M. Humann se propose de rendre au produit du timbre tout ce que la violation des lois et la fraude lui enlèvent. Nous ne pourrons qu’applaudir à cette mesure ; la morale, la justice, comme l’intérêt du trésor, nous le commandent. Ainsi que tous les autres impôts, celui du timbre doit être, conformément aux prescriptions des lois, payé par tous. Comment souffrir que, tandis que le timbre est une charge lourde et inévitable pour les uns, pour les plaideurs, les journalistes, pour ceux qui ont besoin d’actes authentiques, d’actes privés enregistrés, il puisse être impunément évité par un grand nombre de contribuables, par des hommes qui pourraient le payer beaucoup plus facilement que la plus grande partie de ceux qui le supportent effectivement ? On a beau se dissimuler la nature morale des faits, elle n’est pas moins repoussante pour tout honnête homme qui veut un instant réfléchir. Il en est de ceux qui violent les lois du timbre comme des contrebandiers ; qu’ils s’en doutent ou non, l’argent qu’ils gagnent ne sort pas du trésor public mais de la poche du voisin. Le trésor public demande aux uns ce que les autres lui refusent ; il lui faut sa somme bien ronde et bien comptée, et il la trouve, et il a raison de la trouver, car il sait fort bien qu’un pays comme la France, lorsque la moyenne de l’impôt n’y dépasse pas trente et quelques francs par tête, n’est pas un pays écrasé de contributions. Ainsi tout dépend de l’assiette de l’impôt, de la répartition, de la rentrée : il peut y avoir dans nos lois de finances quelques lacunes à combler, quelques défauts à corriger, nous le voulons bien ; mais ce qu’on doit vouloir avant tout, c’est que nul ne puisse, de son autorité privée, se décharger d’un impôt légalement établi et en rejeter la charge sur son voisin.

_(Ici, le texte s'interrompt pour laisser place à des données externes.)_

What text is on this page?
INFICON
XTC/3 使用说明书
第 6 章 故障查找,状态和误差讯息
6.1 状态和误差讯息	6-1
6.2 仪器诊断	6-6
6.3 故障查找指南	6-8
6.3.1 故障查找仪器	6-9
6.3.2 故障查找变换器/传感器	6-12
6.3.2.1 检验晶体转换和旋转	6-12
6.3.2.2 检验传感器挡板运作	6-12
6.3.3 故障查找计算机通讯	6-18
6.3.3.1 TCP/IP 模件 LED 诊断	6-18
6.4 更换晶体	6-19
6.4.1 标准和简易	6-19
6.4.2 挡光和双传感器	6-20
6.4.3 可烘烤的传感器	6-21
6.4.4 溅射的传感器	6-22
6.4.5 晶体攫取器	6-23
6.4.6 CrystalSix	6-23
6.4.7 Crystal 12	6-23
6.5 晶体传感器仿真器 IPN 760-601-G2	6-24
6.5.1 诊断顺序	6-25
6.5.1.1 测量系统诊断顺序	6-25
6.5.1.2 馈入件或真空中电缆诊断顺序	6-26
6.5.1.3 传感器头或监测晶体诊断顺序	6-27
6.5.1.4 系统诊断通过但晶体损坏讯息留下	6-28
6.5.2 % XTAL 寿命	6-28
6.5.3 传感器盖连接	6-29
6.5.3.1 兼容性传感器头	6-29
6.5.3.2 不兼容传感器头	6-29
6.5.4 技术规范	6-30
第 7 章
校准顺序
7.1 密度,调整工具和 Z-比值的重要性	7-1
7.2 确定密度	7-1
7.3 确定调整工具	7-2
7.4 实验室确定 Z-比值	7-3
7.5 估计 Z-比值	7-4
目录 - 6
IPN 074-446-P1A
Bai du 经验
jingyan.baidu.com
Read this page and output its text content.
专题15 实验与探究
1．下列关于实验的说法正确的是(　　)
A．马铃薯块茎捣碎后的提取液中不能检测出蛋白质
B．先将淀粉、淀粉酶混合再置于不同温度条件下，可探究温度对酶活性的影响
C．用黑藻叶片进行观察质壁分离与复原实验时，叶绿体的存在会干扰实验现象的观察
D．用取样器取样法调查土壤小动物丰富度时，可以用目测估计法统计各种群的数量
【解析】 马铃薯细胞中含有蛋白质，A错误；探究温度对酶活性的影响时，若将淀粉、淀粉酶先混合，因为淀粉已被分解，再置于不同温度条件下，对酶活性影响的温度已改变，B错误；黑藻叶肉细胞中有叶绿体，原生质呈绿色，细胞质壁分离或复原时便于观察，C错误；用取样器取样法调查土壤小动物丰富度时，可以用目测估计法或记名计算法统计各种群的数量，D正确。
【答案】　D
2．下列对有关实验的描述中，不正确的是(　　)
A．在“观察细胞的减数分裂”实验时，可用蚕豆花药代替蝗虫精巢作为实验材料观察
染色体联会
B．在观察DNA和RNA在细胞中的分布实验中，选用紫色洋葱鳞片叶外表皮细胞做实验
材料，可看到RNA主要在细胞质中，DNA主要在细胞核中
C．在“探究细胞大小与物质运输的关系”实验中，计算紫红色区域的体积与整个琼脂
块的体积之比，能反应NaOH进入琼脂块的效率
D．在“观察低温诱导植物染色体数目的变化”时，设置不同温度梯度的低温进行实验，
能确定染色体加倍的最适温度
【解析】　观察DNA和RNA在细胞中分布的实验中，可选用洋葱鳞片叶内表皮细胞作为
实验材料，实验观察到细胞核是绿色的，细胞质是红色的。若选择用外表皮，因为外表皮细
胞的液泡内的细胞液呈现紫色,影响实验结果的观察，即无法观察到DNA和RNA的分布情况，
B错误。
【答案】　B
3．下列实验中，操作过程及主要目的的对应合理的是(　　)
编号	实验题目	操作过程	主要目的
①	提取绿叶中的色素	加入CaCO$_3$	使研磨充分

Au surplus, nous avons grande confiance dans les talens et dans la fermeté financière de M. Humann. Cette confiance, il l’inspire généralement, et c’est là, nous le reconnaissons, un point capital, surtout lorsque l’état peut être dans la nécessité de s’adresser au crédit public. Nous concevons sans peine, et nous sommes loin de lui en faire un reproche, que M. Humann désire vivement le maintien de la paix et l’économie dans les dépenses. Cela est très naturel dans l’homme dont les idées ont été principalement dirigées vers les affaires financières et industrielles ; cela est d’ailleurs fort séant pour l’homme qui est chargé de la garde du trésor public. Nous voudrions être également certains que ces vues et ces habitudes, fort louables en soi, de M. le ministre des finances, ne l’empêcheront pas d’envisager à leur point de vue le plus élevé les questions politiques qui doivent se décider dans les conseils de la couronne. M. Humann le sait sans doute ; il est des économies qui seraient une honte, et la honte est presque toujours l’avant-coureur d’un désastre.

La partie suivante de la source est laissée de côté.